Here we have the reply to those who, unfamiliar with any but their own religious environment, ask what place there will be for sympathy in an intellectual or nationalistic age. It is a very grave error to suppose either that our age is becoming less emotional or that Rationalism has no place for emotions. In pursuing its task during the nineteenth century Rationalism was an intensely emotional movement. Mr G. K. Chesterton, in his Victorian Age in Literature, speaks of J. S. Mill's "hard rationalism in religion" and "hard egoism in ethics." Like very many other statements in that lamentable book, these are inexplicably unjust.
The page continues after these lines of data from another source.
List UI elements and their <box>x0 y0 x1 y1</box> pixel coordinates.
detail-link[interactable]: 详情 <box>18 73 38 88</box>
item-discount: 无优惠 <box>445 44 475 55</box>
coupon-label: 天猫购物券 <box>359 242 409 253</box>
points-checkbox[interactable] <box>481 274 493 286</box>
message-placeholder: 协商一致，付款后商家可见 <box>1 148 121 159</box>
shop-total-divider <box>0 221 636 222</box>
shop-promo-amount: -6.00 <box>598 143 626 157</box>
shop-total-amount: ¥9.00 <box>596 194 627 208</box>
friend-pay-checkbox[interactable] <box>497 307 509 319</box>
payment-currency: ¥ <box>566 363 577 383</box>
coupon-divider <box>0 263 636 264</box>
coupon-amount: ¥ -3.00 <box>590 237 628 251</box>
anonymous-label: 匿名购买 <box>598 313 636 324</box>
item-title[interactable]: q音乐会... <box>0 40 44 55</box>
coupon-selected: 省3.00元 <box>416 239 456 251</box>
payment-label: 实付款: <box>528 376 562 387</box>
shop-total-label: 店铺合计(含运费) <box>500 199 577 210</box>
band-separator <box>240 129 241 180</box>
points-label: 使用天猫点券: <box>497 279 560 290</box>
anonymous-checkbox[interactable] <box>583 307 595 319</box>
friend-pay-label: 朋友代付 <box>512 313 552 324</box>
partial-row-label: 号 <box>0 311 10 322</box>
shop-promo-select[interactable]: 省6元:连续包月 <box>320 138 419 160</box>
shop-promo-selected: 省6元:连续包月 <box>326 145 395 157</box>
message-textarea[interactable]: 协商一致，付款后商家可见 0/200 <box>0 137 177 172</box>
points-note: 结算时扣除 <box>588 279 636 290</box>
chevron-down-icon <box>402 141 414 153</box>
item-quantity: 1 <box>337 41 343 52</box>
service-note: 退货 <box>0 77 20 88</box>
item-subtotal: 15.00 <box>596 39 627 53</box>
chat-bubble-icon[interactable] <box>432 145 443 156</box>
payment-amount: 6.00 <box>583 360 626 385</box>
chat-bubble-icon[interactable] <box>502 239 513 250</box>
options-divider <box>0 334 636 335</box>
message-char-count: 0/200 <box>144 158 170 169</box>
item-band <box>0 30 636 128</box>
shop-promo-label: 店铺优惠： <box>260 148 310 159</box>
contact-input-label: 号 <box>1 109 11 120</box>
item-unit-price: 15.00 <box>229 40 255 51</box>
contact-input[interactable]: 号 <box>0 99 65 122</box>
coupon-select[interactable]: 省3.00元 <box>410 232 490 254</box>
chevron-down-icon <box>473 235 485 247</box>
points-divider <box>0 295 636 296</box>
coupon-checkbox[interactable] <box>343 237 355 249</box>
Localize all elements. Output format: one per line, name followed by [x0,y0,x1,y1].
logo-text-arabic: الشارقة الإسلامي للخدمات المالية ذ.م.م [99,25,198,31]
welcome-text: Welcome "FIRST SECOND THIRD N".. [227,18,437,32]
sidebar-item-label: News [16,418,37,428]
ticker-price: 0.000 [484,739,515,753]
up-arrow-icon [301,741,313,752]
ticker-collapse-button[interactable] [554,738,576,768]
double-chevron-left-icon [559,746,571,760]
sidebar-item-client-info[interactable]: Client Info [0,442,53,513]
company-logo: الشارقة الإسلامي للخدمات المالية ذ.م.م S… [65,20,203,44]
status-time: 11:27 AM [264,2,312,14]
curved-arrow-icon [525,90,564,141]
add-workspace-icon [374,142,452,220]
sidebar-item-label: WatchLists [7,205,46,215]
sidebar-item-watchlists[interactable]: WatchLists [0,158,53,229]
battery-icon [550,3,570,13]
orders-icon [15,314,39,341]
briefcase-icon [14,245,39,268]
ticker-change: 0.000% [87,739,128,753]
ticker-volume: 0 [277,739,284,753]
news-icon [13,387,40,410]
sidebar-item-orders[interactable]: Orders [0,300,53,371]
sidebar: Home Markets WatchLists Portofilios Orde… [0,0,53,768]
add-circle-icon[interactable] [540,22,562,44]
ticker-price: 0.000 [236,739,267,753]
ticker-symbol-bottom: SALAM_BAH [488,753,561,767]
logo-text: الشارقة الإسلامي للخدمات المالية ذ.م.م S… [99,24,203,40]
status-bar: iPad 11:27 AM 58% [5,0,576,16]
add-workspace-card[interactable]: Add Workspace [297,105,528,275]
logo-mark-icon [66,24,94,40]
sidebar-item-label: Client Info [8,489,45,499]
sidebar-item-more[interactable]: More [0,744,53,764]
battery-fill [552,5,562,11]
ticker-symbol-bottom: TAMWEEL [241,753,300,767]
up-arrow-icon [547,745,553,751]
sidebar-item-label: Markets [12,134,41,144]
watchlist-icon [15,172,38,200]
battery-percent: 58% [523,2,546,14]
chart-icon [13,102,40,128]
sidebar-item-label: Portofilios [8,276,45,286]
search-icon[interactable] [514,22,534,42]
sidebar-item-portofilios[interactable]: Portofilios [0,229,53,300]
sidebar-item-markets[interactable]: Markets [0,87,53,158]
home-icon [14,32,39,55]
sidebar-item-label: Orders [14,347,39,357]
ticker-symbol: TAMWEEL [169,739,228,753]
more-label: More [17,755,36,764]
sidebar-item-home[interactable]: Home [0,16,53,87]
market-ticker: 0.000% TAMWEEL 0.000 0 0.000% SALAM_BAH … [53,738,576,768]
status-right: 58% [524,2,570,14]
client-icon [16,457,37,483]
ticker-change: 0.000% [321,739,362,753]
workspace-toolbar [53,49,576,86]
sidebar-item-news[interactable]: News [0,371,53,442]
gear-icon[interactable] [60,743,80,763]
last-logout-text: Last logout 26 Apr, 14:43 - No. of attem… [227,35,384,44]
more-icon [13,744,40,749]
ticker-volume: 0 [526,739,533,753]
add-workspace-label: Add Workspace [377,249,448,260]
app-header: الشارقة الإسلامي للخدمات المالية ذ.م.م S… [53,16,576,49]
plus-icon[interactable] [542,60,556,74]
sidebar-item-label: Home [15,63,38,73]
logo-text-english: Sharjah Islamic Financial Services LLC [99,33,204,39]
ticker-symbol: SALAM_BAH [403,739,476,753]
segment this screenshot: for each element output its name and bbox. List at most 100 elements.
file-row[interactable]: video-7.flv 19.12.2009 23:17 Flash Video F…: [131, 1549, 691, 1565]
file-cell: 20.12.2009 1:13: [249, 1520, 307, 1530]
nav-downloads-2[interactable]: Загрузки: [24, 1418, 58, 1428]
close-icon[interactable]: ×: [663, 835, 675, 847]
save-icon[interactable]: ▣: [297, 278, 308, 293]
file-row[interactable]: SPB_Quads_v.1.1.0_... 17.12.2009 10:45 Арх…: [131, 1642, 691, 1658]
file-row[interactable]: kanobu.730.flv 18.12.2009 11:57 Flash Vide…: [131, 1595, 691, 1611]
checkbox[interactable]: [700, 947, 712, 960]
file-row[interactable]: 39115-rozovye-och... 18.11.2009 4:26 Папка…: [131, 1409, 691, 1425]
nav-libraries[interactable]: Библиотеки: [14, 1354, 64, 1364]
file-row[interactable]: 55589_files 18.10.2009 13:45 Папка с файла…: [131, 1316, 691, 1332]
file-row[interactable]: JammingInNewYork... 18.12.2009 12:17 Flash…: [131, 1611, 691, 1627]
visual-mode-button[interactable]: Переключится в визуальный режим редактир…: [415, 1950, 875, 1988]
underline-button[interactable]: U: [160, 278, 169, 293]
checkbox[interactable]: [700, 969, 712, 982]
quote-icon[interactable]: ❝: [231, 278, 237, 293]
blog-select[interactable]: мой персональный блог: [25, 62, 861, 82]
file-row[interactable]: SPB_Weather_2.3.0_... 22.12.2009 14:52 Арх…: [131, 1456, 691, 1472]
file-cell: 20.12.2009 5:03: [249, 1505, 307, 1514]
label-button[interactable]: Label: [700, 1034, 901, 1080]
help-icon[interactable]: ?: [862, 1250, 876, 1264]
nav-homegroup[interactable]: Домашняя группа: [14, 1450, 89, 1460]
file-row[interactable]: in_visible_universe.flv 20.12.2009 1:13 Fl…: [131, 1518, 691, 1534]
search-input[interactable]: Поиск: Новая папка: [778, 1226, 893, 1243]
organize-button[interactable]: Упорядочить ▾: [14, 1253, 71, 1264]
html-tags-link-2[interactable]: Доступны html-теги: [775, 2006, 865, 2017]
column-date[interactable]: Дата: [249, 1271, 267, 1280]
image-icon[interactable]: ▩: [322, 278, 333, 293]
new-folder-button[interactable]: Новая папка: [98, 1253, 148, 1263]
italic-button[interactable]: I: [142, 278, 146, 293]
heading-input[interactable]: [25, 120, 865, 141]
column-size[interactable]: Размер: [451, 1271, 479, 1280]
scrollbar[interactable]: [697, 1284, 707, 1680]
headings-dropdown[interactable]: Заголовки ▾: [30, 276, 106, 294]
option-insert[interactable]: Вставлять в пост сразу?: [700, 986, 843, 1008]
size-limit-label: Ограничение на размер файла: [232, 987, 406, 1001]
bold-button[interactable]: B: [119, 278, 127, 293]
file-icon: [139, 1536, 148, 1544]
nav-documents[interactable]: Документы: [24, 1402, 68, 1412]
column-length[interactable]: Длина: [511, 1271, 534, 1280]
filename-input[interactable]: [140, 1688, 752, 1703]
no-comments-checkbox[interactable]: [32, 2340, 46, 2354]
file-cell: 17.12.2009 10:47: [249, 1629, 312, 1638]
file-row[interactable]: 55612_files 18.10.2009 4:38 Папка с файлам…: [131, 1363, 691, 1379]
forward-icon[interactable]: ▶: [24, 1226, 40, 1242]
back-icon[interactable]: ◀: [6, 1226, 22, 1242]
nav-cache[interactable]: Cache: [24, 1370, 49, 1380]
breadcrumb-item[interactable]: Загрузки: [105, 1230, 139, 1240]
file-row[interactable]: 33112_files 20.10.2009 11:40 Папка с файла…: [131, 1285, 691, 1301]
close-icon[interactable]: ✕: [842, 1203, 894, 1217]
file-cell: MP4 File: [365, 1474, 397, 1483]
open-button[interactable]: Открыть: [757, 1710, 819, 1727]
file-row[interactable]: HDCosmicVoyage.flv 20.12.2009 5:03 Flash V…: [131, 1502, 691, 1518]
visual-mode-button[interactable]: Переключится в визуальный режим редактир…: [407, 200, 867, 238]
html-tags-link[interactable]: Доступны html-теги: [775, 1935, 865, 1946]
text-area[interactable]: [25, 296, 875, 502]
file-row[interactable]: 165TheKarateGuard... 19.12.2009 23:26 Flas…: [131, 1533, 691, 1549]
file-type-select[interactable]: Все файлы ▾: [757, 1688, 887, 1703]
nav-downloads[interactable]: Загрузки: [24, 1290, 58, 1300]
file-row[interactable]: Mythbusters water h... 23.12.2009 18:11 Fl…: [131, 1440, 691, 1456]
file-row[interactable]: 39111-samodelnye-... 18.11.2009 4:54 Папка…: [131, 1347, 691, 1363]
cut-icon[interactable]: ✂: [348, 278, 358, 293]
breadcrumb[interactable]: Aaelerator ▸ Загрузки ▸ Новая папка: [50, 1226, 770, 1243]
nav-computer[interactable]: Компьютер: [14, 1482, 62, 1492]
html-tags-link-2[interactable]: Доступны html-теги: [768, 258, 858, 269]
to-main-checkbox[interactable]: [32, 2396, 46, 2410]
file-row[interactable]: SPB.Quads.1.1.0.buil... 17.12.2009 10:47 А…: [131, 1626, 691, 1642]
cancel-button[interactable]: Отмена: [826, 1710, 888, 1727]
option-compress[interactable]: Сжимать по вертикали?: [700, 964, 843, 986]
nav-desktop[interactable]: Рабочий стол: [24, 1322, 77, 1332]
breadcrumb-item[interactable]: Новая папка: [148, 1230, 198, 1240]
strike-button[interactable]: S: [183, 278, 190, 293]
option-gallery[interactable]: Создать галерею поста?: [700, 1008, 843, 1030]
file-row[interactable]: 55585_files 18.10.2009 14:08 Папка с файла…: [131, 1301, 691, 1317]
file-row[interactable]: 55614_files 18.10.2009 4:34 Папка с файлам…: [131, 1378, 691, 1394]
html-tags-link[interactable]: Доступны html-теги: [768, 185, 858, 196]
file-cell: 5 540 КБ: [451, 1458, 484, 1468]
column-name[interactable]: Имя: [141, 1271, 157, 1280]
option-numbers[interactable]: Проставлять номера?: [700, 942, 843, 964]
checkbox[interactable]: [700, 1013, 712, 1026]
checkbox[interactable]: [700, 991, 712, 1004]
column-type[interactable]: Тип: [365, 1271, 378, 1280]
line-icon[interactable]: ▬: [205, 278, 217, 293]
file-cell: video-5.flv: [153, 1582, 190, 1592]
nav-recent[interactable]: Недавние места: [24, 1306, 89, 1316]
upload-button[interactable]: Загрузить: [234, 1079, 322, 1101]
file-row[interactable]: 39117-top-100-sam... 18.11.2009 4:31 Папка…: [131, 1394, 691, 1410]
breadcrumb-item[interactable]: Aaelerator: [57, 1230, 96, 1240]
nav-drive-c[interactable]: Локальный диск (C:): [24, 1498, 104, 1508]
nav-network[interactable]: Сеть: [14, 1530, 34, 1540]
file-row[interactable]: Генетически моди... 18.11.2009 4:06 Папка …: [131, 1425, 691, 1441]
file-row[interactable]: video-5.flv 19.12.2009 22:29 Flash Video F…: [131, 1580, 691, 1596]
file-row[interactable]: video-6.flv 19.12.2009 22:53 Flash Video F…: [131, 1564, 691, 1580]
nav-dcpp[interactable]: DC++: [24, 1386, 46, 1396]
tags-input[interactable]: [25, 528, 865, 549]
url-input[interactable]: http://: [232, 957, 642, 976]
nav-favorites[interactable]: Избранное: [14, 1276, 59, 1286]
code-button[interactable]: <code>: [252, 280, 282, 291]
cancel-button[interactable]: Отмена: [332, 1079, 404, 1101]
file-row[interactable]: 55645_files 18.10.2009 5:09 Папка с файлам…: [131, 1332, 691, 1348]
Mill was so far from being "hard" in religion that he ended his days in a kind of sentimental theism; he was so far from being a "hard egoist" in ethics that he declared that he would burn in hell for ever rather than lie at the supposed bidding of a Deity. Robert Ingersoll, the most popular Rationalist of that age, was—I judge from his private letters, not his ornate speeches—a man of the most tender and fine sentiment. It is simply ludicrous to suppose that, because we do not admit emotion to be a test of the accuracy of statements of fact (as all religious dogmas claim to be), we do not find any room for emotion in life. Is the whole of man's life an affirmation about reality or criticism of such affirmation? This supposed "hardness"—I detest these vague phrases, but one knows what is meant—of the Rationalist temper is one of the strangest myths the clergy have invented.